La France termine les Mondiaux-2019, qualificatifs pour les Jeux olympiques 2020 de Tokyo, avec cinq médailles: deux en or -Enzo Lefort au fleuret en individuel et les messieurs de l'épée- et trois en argent -les messieurs du fleuret, les sabreuses, et la fleurettiste Pauline Ranvier en individuel. Il s'agit de l'une des plus belles campagnes de ces vingt dernières années pour l'escrime française , avec une deuxième place au classement des médailles derrière la Russie, de très bon augure dans la perspective des Jeux l'an prochain.

Retour dans le gratin mondial

Certes, il y a eu Kazan (Russie) en 2014 avec sept médailles dont trois titres, ou Leipzig (Allemagne) en 2017 avec six podiums, mais ces éditions n'avaient pas la valeur qualificative pour les Jeux olympiques, avec la densité et la pression que cela implique. Et pour cette édition magyare qualificative pour le Japon, la France a répondu présente, regoûtant aux frissons de cinq finales planétaires, ce qui ne lui était plus arrivé depuis les Mondiaux-2007 à Saint-Petersbourg (six finales, quatre titres), pour occuper finalement la 2e place au tableau des médailles derrière la Russie. Ces résultats confirment la réinstallation des Bleus dans le gratin mondial de la discipline, après les années de creux au tournant des années 2010, et le traumatisant zéro pointé des JO-2012 à Londres.
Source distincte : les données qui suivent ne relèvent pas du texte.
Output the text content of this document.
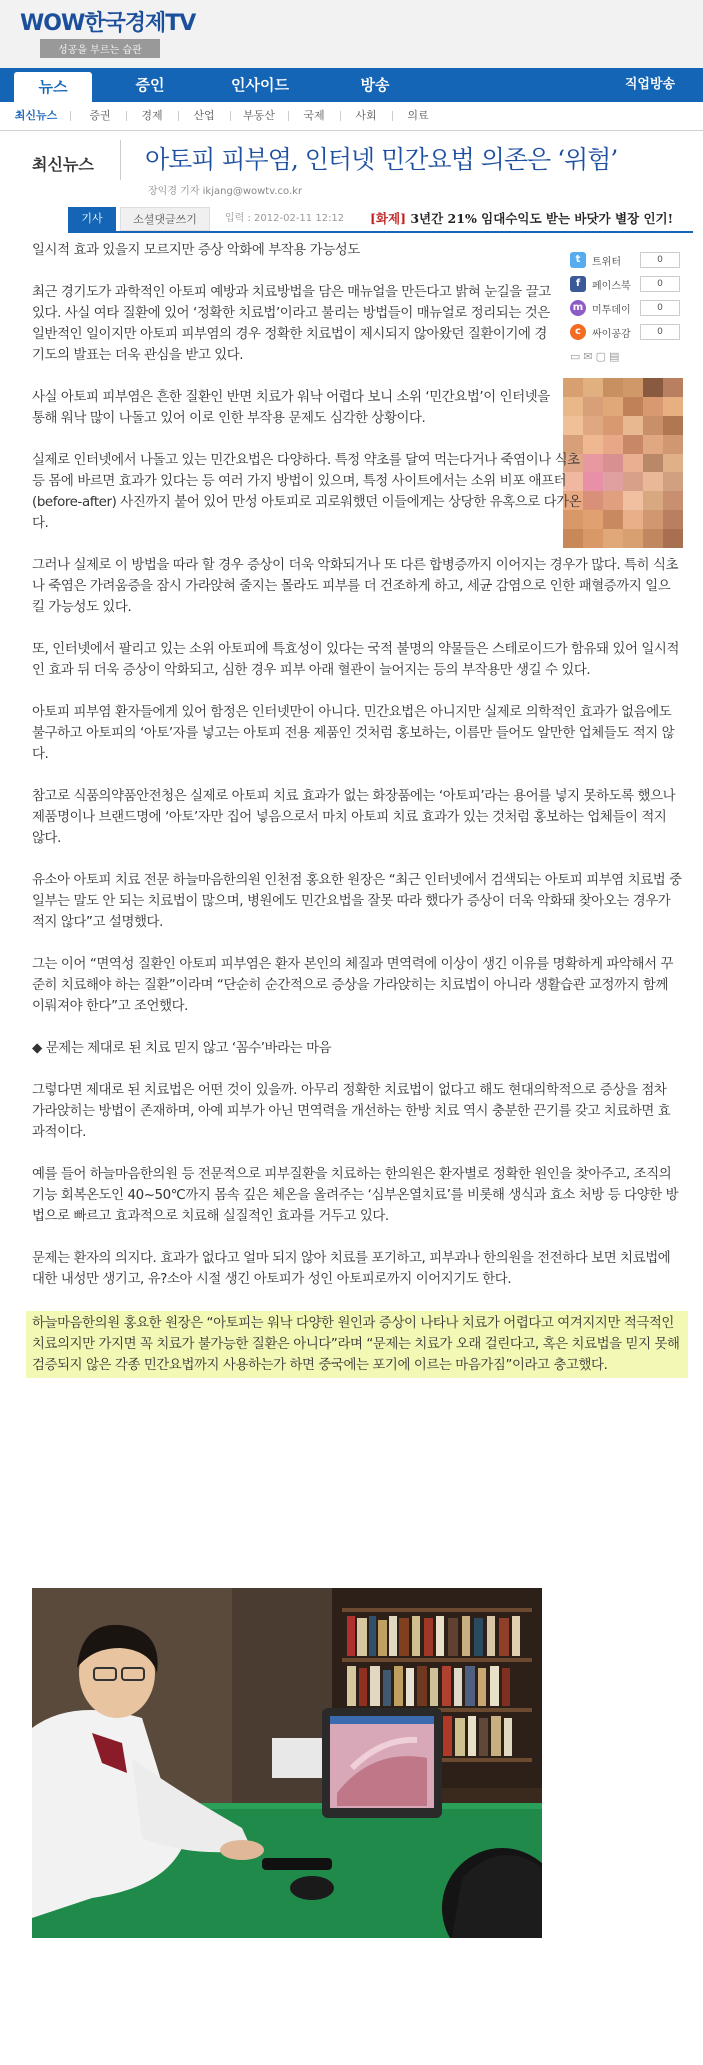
WOW한국경제TV
성공을 부르는 습관
뉴스	증인	인사이드	방송	직업방송
최신뉴스	증권	경제	산업	부동산	국제	사회	의료
최신뉴스 아토피 피부염, 인터넷 민간요법 의존은 ‘위험’
장익경 기자 ikjang@wowtv.co.kr
기사	소셜댓글쓰기	입력 : 2012-02-11 12:12 [화제] 3년간 21% 임대수익도 받는 바닷가 별장 인기!
t	트위터	0
f	페이스북	0
m 미투데이	0
c	싸이공감	0
▭✉▢▤

일시적 효과 있을지 모르지만 증상 악화에 부작용 가능성도

최근 경기도가 과학적인 아토피 예방과 치료방법을 담은 매뉴얼을 만든다고 밝혀 눈길을 끌고 있다. 사실 여타 질환에 있어 ‘정확한 치료법’이라고 불리는 방법들이 매뉴얼로 정리되는 것은 일반적인 일이지만 아토피 피부염의 경우 정확한 치료법이 제시되지 않아왔던 질환이기에 경기도의 발표는 더욱 관심을 받고 있다.

사실 아토피 피부염은 흔한 질환인 반면 치료가 워낙 어렵다 보니 소위 ‘민간요법’이 인터넷을 통해 워낙 많이 나돌고 있어 이로 인한 부작용 문제도 심각한 상황이다.

실제로 인터넷에서 나돌고 있는 민간요법은 다양하다. 특정 약초를 달여 먹는다거나 죽염이나 식초 등 몸에 바르면 효과가 있다는 등 여러 가지 방법이 있으며, 특정 사이트에서는 소위 비포 애프터(before-after) 사진까지 붙어 있어 만성 아토피로 괴로워했던 이들에게는 상당한 유혹으로 다가온다.

그러나 실제로 이 방법을 따라 할 경우 증상이 더욱 악화되거나 또 다른 합병증까지 이어지는 경우가 많다. 특히 식초나 죽염은 가려움증을 잠시 가라앉혀 줄지는 몰라도 피부를 더 건조하게 하고, 세균 감염으로 인한 패혈증까지 일으킬 가능성도 있다.

또, 인터넷에서 팔리고 있는 소위 아토피에 특효성이 있다는 국적 불명의 약물들은 스테로이드가 함유돼 있어 일시적인 효과 뒤 더욱 증상이 악화되고, 심한 경우 피부 아래 혈관이 늘어지는 등의 부작용만 생길 수 있다.

아토피 피부염 환자들에게 있어 함정은 인터넷만이 아니다. 민간요법은 아니지만 실제로 의학적인 효과가 없음에도 불구하고 아토피의 ‘아토’자를 넣고는 아토피 전용 제품인 것처럼 홍보하는, 이름만 들어도 알만한 업체들도 적지 않다.

참고로 식품의약품안전청은 실제로 아토피 치료 효과가 없는 화장품에는 ‘아토피’라는 용어를 넣지 못하도록 했으나 제품명이나 브랜드명에 ‘아토’자만 집어 넣음으로서 마치 아토피 치료 효과가 있는 것처럼 홍보하는 업체들이 적지 않다.

유소아 아토피 치료 전문 하늘마음한의원 인천점 홍요한 원장은 “최근 인터넷에서 검색되는 아토피 피부염 치료법 중 일부는 말도 안 되는 치료법이 많으며, 병원에도 민간요법을 잘못 따라 했다가 증상이 더욱 악화돼 찾아오는 경우가 적지 않다”고 설명했다.

그는 이어 “면역성 질환인 아토피 피부염은 환자 본인의 체질과 면역력에 이상이 생긴 이유를 명확하게 파악해서 꾸준히 치료해야 하는 질환”이라며 “단순히 순간적으로 증상을 가라앉히는 치료법이 아니라 생활습관 교정까지 함께 이뤄져야 한다”고 조언했다.

◆ 문제는 제대로 된 치료 믿지 않고 ‘꼼수’바라는 마음

그렇다면 제대로 된 치료법은 어떤 것이 있을까. 아무리 정확한 치료법이 없다고 해도 현대의학적으로 증상을 점차 가라앉히는 방법이 존재하며, 아예 피부가 아닌 면역력을 개선하는 한방 치료 역시 충분한 끈기를 갖고 치료하면 효과적이다.

예를 들어 하늘마음한의원 등 전문적으로 피부질환을 치료하는 한의원은 환자별로 정확한 원인을 찾아주고, 조직의 기능 회복온도인 40~50℃까지 몸속 깊은 체온을 올려주는 ‘심부온열치료’를 비롯해 생식과 효소 처방 등 다양한 방법으로 빠르고 효과적으로 치료해 실질적인 효과를 거두고 있다.

문제는 환자의 의지다. 효과가 없다고 얼마 되지 않아 치료를 포기하고, 피부과나 한의원을 전전하다 보면 치료법에 대한 내성만 생기고, 유?소아 시절 생긴 아토피가 성인 아토피로까지 이어지기도 한다.

하늘마음한의원 홍요한 원장은 “아토피는 워낙 다양한 원인과 증상이 나타나 치료가 어렵다고 여겨지지만 적극적인 치료의지만 가지면 꼭 치료가 불가능한 질환은 아니다”라며 “문제는 치료가 오래 걸린다고, 혹은 치료법을 믿지 못해 검증되지 않은 각종 민간요법까지 사용하는가 하면 중국에는 포기에 이르는 마음가짐”이라고 충고했다.
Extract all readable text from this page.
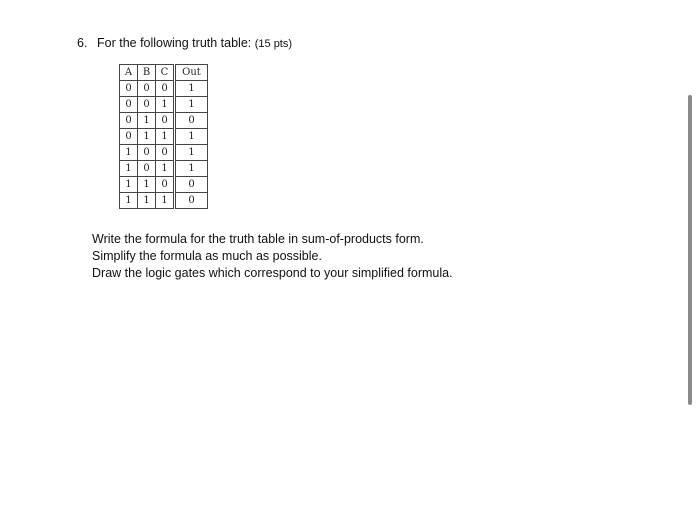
6. For the following truth table: (15 pts)
A	B	C	Out
0	0	0	1
0	0	1	1
0	1	0	0
0	1	1	1
1	0	0	1
1	0	1	1
1	1	0	0
1	1	1	0
Write the formula for the truth table in sum-of-products form.
Simplify the formula as much as possible.
Draw the logic gates which correspond to your simplified formula.
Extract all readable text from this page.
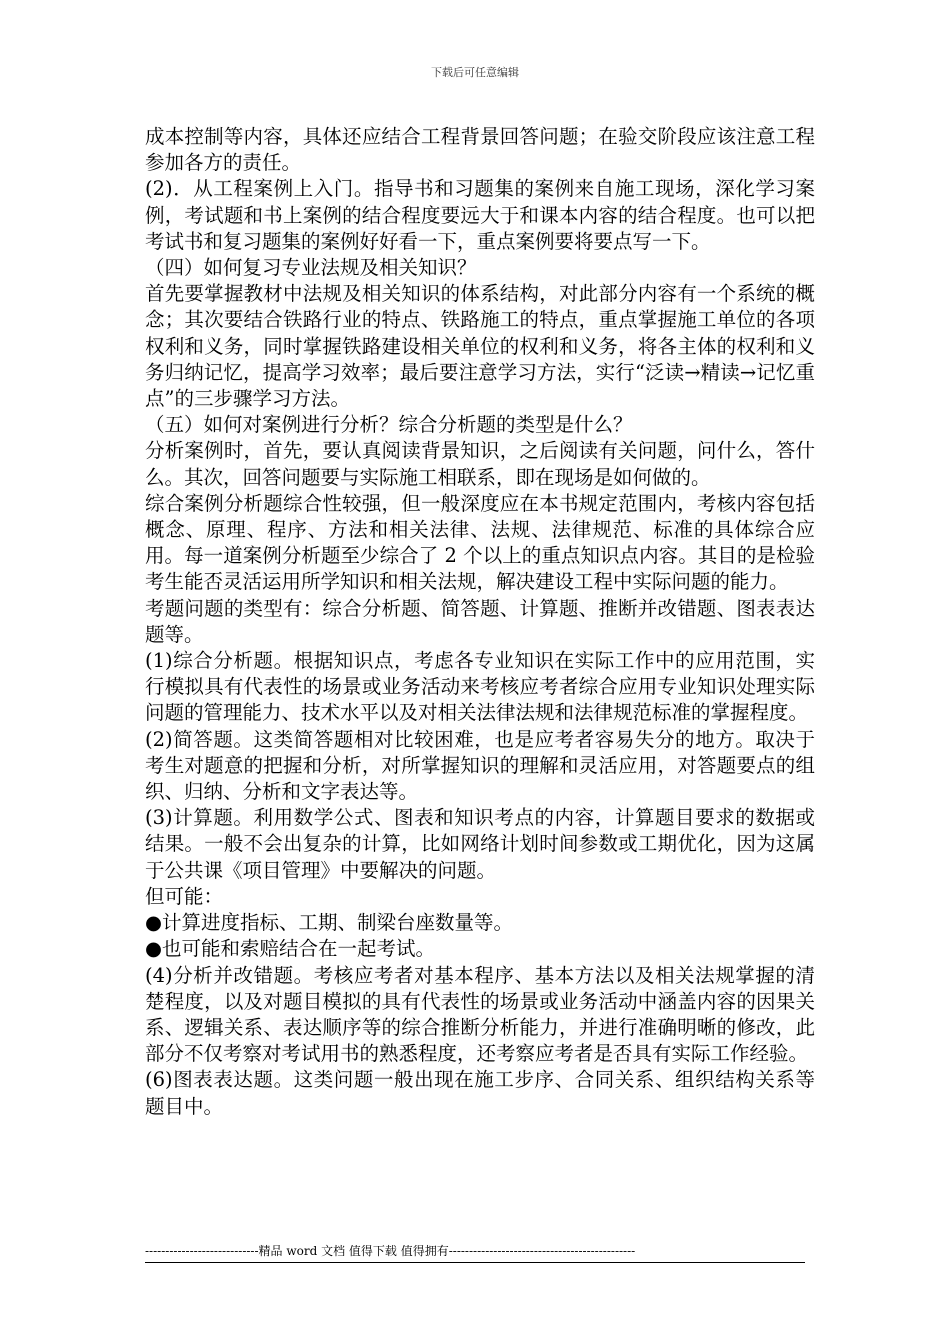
下载后可任意编辑

成本控制等内容，具体还应结合工程背景回答问题；在验交阶段应该注意工程参加各方的责任。

(2)．从工程案例上入门。指导书和习题集的案例来自施工现场，深化学习案例，考试题和书上案例的结合程度要远大于和课本内容的结合程度。也可以把考试书和复习题集的案例好好看一下，重点案例要将要点写一下。

（四）如何复习专业法规及相关知识？

首先要掌握教材中法规及相关知识的体系结构，对此部分内容有一个系统的概念；其次要结合铁路行业的特点、铁路施工的特点，重点掌握施工单位的各项权利和义务，同时掌握铁路建设相关单位的权利和义务，将各主体的权利和义务归纳记忆，提高学习效率；最后要注意学习方法，实行“泛读→精读→记忆重点”的三步骤学习方法。

（五）如何对案例进行分析？综合分析题的类型是什么？

分析案例时，首先，要认真阅读背景知识，之后阅读有关问题，问什么，答什么。其次，回答问题要与实际施工相联系，即在现场是如何做的。

综合案例分析题综合性较强，但一般深度应在本书规定范围内，考核内容包括概念、原理、程序、方法和相关法律、法规、法律规范、标准的具体综合应用。每一道案例分析题至少综合了 2 个以上的重点知识点内容。其目的是检验考生能否灵活运用所学知识和相关法规，解决建设工程中实际问题的能力。

考题问题的类型有：综合分析题、简答题、计算题、推断并改错题、图表表达题等。

(1)综合分析题。根据知识点，考虑各专业知识在实际工作中的应用范围，实行模拟具有代表性的场景或业务活动来考核应考者综合应用专业知识处理实际问题的管理能力、技术水平以及对相关法律法规和法律规范标准的掌握程度。

(2)简答题。这类简答题相对比较困难，也是应考者容易失分的地方。取决于考生对题意的把握和分析，对所掌握知识的理解和灵活应用，对答题要点的组织、归纳、分析和文字表达等。

(3)计算题。利用数学公式、图表和知识考点的内容，计算题目要求的数据或结果。一般不会出复杂的计算，比如网络计划时间参数或工期优化，因为这属于公共课《项目管理》中要解决的问题。

但可能：

●计算进度指标、工期、制梁台座数量等。

●也可能和索赔结合在一起考试。

(4)分析并改错题。考核应考者对基本程序、基本方法以及相关法规掌握的清楚程度，以及对题目模拟的具有代表性的场景或业务活动中涵盖内容的因果关系、逻辑关系、表达顺序等的综合推断分析能力，并进行准确明晰的修改，此部分不仅考察对考试用书的熟悉程度，还考察应考者是否具有实际工作经验。

(6)图表表达题。这类问题一般出现在施工步序、合同关系、组织结构关系等题目中。

----------------------------精品 word 文档 值得下载 值得拥有----------------------------------------------
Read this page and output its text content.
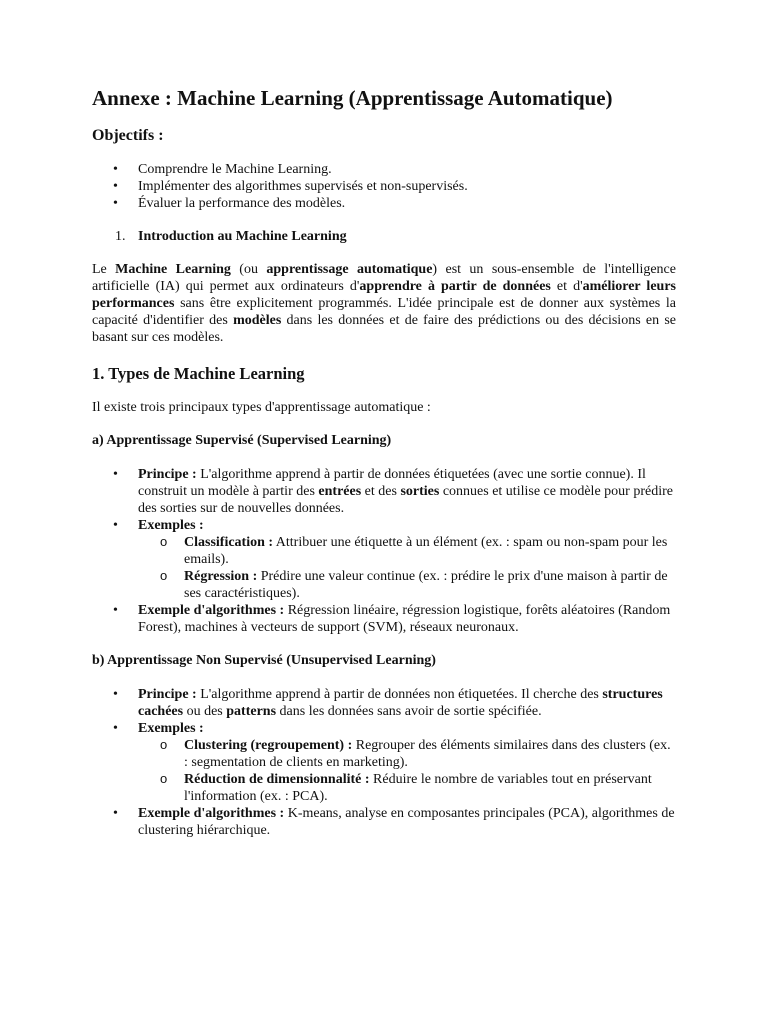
Annexe : Machine Learning (Apprentissage Automatique)
Objectifs :
• Comprendre le Machine Learning.
• Implémenter des algorithmes supervisés et non-supervisés.
• Évaluer la performance des modèles.
1. Introduction au Machine Learning

Le Machine Learning (ou apprentissage automatique) est un sous-ensemble de l'intelligence artificielle (IA) qui permet aux ordinateurs d'apprendre à partir de données et d'améliorer leurs performances sans être explicitement programmés. L'idée principale est de donner aux systèmes la capacité d'identifier des modèles dans les données et de faire des prédictions ou des décisions en se basant sur ces modèles.

1. Types de Machine Learning

Il existe trois principaux types d'apprentissage automatique :

a) Apprentissage Supervisé (Supervised Learning)
• Principe : L'algorithme apprend à partir de données étiquetées (avec une sortie connue). Il construit un modèle à partir des entrées et des sorties connues et utilise ce modèle pour prédire des sorties sur de nouvelles données.
• Exemples :
o Classification : Attribuer une étiquette à un élément (ex. : spam ou non-spam pour les emails).
o Régression : Prédire une valeur continue (ex. : prédire le prix d'une maison à partir de ses caractéristiques).
• Exemple d'algorithmes : Régression linéaire, régression logistique, forêts aléatoires (Random Forest), machines à vecteurs de support (SVM), réseaux neuronaux.
b) Apprentissage Non Supervisé (Unsupervised Learning)
• Principe : L'algorithme apprend à partir de données non étiquetées. Il cherche des structures cachées ou des patterns dans les données sans avoir de sortie spécifiée.
• Exemples :
o Clustering (regroupement) : Regrouper des éléments similaires dans des clusters (ex. : segmentation de clients en marketing).
o Réduction de dimensionnalité : Réduire le nombre de variables tout en préservant l'information (ex. : PCA).
• Exemple d'algorithmes : K-means, analyse en composantes principales (PCA), algorithmes de clustering hiérarchique.
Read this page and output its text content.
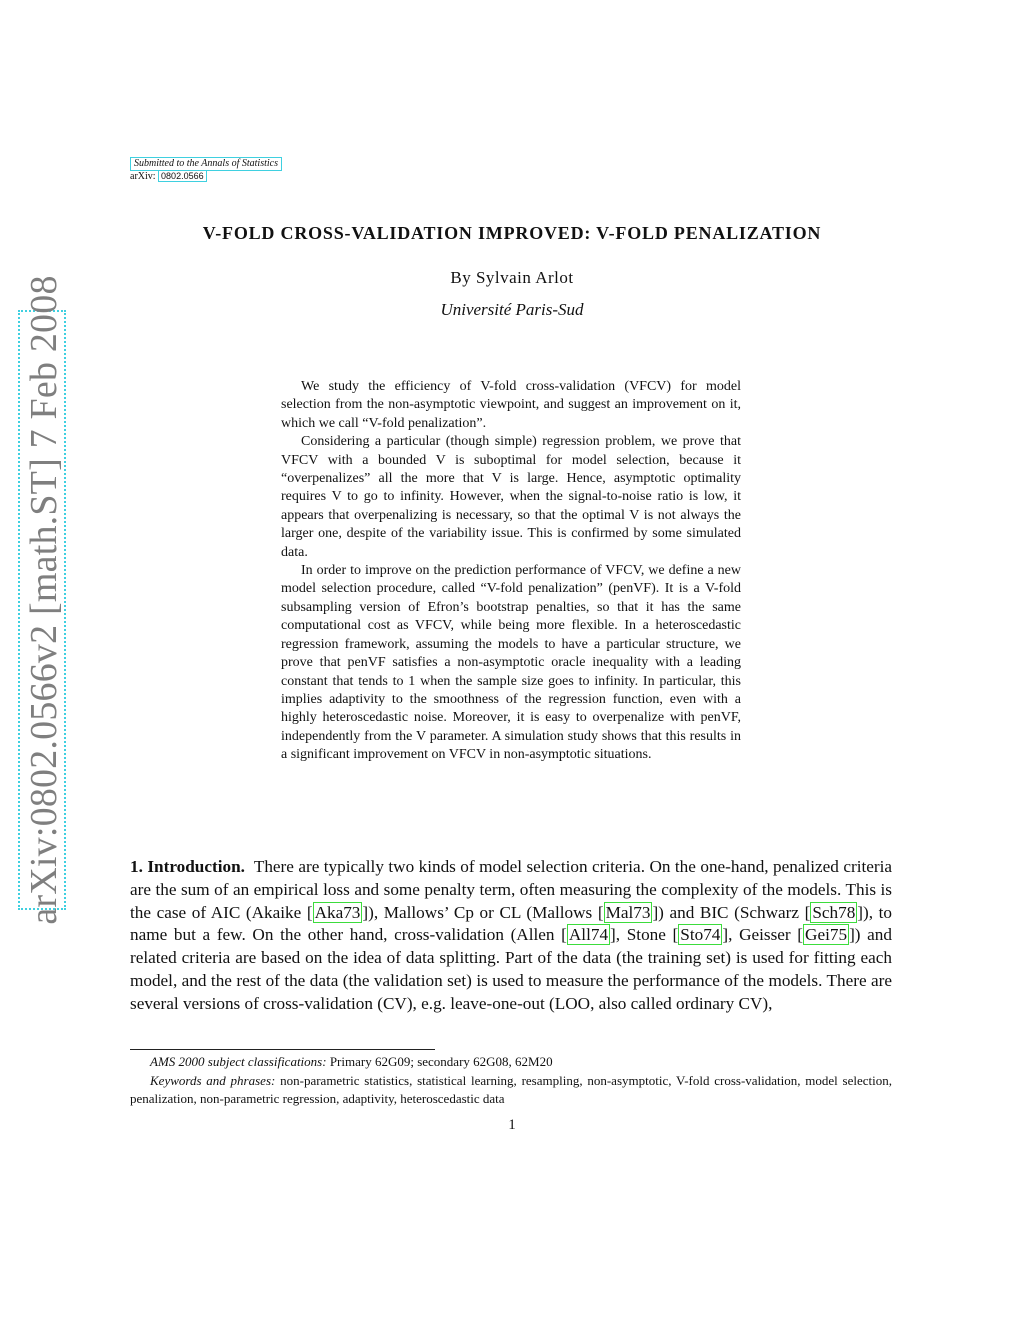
arXiv:0802.0566v2 [math.ST] 7 Feb 2008
Submitted to the Annals of Statistics
arXiv: 0802.0566
V-FOLD CROSS-VALIDATION IMPROVED: V-FOLD PENALIZATION
By Sylvain Arlot
Université Paris-Sud

We study the efficiency of V-fold cross-validation (VFCV) for model selection from the non-asymptotic viewpoint, and suggest an improvement on it, which we call “V-fold penalization”.

Considering a particular (though simple) regression problem, we prove that VFCV with a bounded V is suboptimal for model selection, because it “overpenalizes” all the more that V is large. Hence, asymptotic optimality requires V to go to infinity. However, when the signal-to-noise ratio is low, it appears that overpenalizing is necessary, so that the optimal V is not always the larger one, despite of the variability issue. This is confirmed by some simulated data.

In order to improve on the prediction performance of VFCV, we define a new model selection procedure, called “V-fold penalization” (penVF). It is a V-fold subsampling version of Efron’s bootstrap penalties, so that it has the same computational cost as VFCV, while being more flexible. In a heteroscedastic regression framework, assuming the models to have a particular structure, we prove that penVF satisfies a non-asymptotic oracle inequality with a leading constant that tends to 1 when the sample size goes to infinity. In particular, this implies adaptivity to the smoothness of the regression function, even with a highly heteroscedastic noise. Moreover, it is easy to overpenalize with penVF, independently from the V parameter. A simulation study shows that this results in a significant improvement on VFCV in non-asymptotic situations.

1. Introduction. There are typically two kinds of model selection criteria. On the one-hand, penalized criteria are the sum of an empirical loss and some penalty term, often measuring the complexity of the models. This is the case of AIC (Akaike [ Aka73 ]), Mallows’ Cp or CL (Mallows [ Mal73 ]) and BIC (Schwarz [ Sch78 ]), to name but a few. On the other hand, cross-validation (Allen [ All74 ], Stone [ Sto74 ], Geisser [ Gei75 ]) and related criteria are based on the idea of data splitting. Part of the data (the training set) is used for fitting each model, and the rest of the data (the validation set) is used to measure the performance of the models. There are several versions of cross-validation (CV), e.g. leave-one-out (LOO, also called ordinary CV),

AMS 2000 subject classifications: Primary 62G09; secondary 62G08, 62M20

Keywords and phrases: non-parametric statistics, statistical learning, resampling, non-asymptotic, V-fold cross-validation, model selection, penalization, non-parametric regression, adaptivity, heteroscedastic data

1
Une confirmation qui est d'abord venue du fleuret: la médaille d'argent de la surprenante Pauline Ranvier au fleuret et son escrime généreuse a idéalement lancé la campagne hongroise vendredi. Le fleuret était rentré des Championnats d'Europe à Düsseldorf (Allemagne) il y a un mois avec quatre médailles -or par équipes chez les messieurs, argent par équipes chez les dames et bronze pour Enzo Lefort et Ysaora Thibus- et quitte Budapest avec trois nouvelles breloques -Lefort en or, une première dans cette arme depuis 1990 et Philippe Omnès, l'argent de Ranvier et des messieurs par équipes.

La réponse de l'épée

Arme traditionnellement la plus forte de la France, l'épée masculine a mis l'émotion, et ajouté la manière, dans son sacre mondial lundi soir, pour apporter la meilleure des réponses face à des résultats en berne ces derniers temps. Le sabre féminin a lui confirmé son installation aux côtés de la Russie comme la meilleure nation de l'arme, un an après le titre de Wuxi (Chine). Ces quatre armes -épée messieurs, fleuret messieurs et dames, et sabre dames- ont la voie royale tracée pour voir le Japon à l'été 2020, puisque les points accumulés à Budapest comptent double dans la course au ticket olympique par équipes, qui qualifie automatiquement trois tireurs pour les épreuves individuelles. Sortis en huitièmes de finale par équipes, les filles de l'épée et les sabreurs se retrouvent en revanche en difficulté et obligés de performer (podium ou victoire) dans les quatre dernières épreuves qualificatives par équipes, à l'hiver 2019/20.